Zelenskyy declines Turkey’s offer to host peace talks with Russia

Turkish President Recep Tayyip Erdogan, whose NATO-member country has sought to balance its close relations with both Ukraine and Russia, offered during a visit on Friday from Ukrainian President Volodymyr Zelenskyy to host a peace summit between the two countries.

Erdogan, who has repeatedly discussed brokering a peace deal, said at a news conference in Istanbul following his meeting with Zelenskyy that he hoped Russia would be on board with Turkey’s offer.

“Since the beginning, we have contributed as much as we could toward ending the war through negotiations,” Erdogan said. “We are also ready to host a peace summit in which Russia will also be included.”
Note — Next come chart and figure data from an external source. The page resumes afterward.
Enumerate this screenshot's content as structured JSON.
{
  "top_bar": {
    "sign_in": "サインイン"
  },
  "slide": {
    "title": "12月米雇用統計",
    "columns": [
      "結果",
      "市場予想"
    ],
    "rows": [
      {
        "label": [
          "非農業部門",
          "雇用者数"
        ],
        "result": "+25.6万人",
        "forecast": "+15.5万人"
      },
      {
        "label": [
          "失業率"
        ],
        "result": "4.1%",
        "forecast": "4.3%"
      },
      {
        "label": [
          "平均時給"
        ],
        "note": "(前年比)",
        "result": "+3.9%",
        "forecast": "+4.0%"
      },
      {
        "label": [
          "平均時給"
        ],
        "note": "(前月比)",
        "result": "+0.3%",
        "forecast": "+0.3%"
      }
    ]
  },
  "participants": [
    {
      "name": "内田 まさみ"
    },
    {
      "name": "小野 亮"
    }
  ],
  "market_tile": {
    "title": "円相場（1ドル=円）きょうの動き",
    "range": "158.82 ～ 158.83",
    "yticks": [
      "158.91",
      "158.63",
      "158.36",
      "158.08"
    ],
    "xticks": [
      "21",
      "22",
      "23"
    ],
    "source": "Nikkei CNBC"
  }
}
Ukraine remains firm on not engaging directly with Russia on peace talks, and Zelenskyy has said multiple times the initiative in peace negotiations must belong to the country which has been invaded.

Zelenskyy said any peace negotiations must align with a 10-point plan he has previously suggested, which includes food security, restoration of Ukraine’s territorial integrity, the withdrawal of Russian troops, release of all prisoners, a tribunal for those responsible for the aggression, and security guarantees for Ukraine.

The Ukrainian leader expressed hope that at the inaugural peace summit expected to be held this year in Switzerland, the possibility of reopening all Ukrainian ports, not only in Odesa but also in Mykolaiv in southern Ukraine, will be considered.

Zelenskyy, who visited shipyards where corvettes for the Ukrainian navy are being built, said on X that agreements were reached on joint defence projects with the Turkish government and corporations. He said on Telegram that they also agreed to simplify trade and remove barriers to business.

Erdogan said the two discussed stability in the Black Sea shipping corridor and he reiterated Turkey’s support for Ukraine’s “territorial integrity, sovereignty and independence.”

The visit comes as Zelenskyy and other officials continue to press other nations for more munitions and weaponry to halt the advance of Russian troops trying to make deeper gains into the Ukraine-held western part of the Donetsk region and also penetrating into the Kharkiv region north of it in the third year of war.

Ukrainian Foreign Minister Dmytro Kuleba said in Vilnius, Lithuania, where he was attending a meeting of the foreign ministers of France, Lithuania, Latvia and Estonia, that “drop by drop” aid to Ukraine no longer works.

“If things continue as they currently happen, it’s not going to end well for all of us,” Kuleba said. “What is required is an unrestricted and timely supply of all types of weapons and ammunition to ensure that Ukraine beats Russia and the war in Europe does not spill over.”

An envoy from China, which has frustrated Ukraine and its Western allies by boosting trade with Russia and portraying the conflict and its causes largely from Moscow’s point of view, was in Kyiv on Thursday during a European visit for talks on settling what it calls the Ukraine crisis. Li Hui, the special representative for Eurasian affairs, met with officials from Russia, the EU, Switzerland and Poland before his stop in Ukraine and was scheduled to go on to Germany and France.

Shortly after Russia’s full-scale invasion of Ukraine in February 2022, Turkey hosted a meeting between the Russian and Ukrainian foreign ministers as well as unsuccessful talks between negotiators from the two countries aimed at ending the hostilities.

Later in 2022, Turkey, along with the United Nations, also brokered a deal between Russia and Ukraine that allowed the shipment of millions of tons of Ukrainian grain through the Black Sea. Russia, however, pulled out of the deal last year, citing obstacles to its export of food and fertilisers.